There’s the expense, too: Lorusso says it cost about $130,000 for all the parts of his plane. But finished models of this and other kit aircraft typically sell for two to three times that amount, he says.
Elsea opted from the start to get his Lighting XS through a “Builder Assist” program that Arion Aircraft offers; he felt he didn’t have the technical background or the time to build the airplane himself.
“If I tried to do that, by the time I finished it, I’d be too old to fly,” he said with a laugh.

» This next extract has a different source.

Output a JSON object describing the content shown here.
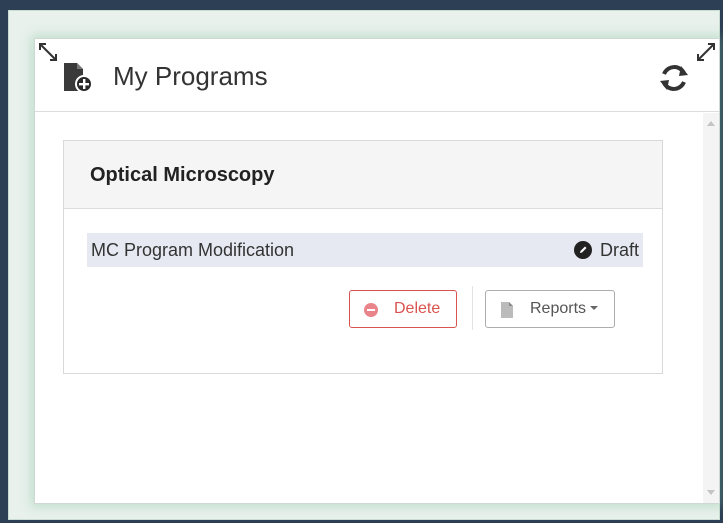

Both planes had to undergo various test flights as well as detailed FAA inspections before they were certified for regular flight. Elsea flew his craft back to Massachusetts from Tennessee in March with an Arion staffer, who then caught a commercial flight back to Tennessee.
Elsea and Lorusso have also become friends over years, and they’re part of the larger group of pilots connected to Northampton Airport, people who Lorusso says “have been really great mentors, just a great source of support for me.” He’s returning the favor: Today, he says, he’s mentoring two other people building RV-10s.
And in the end, for both pilots, the value of having aircraft they enjoy is really about enhancing the things that drew them to flying in the first place.
“I’m a bit of a thrill seeker,” says Elsea. “I enjoy the sensation of speed. But I also love looking down and seeing the earth spread out beneath me, and I love being able to take everything I’ve learned, all these skills, and put them to the test.”
“There’s a real sense of freedom, of calmness, when you’re flying,” Lorusso explains. “You’re so focused on what you’re doing that all the other things you’re dealing with in your life, all the problems in the world … they really just melt away.”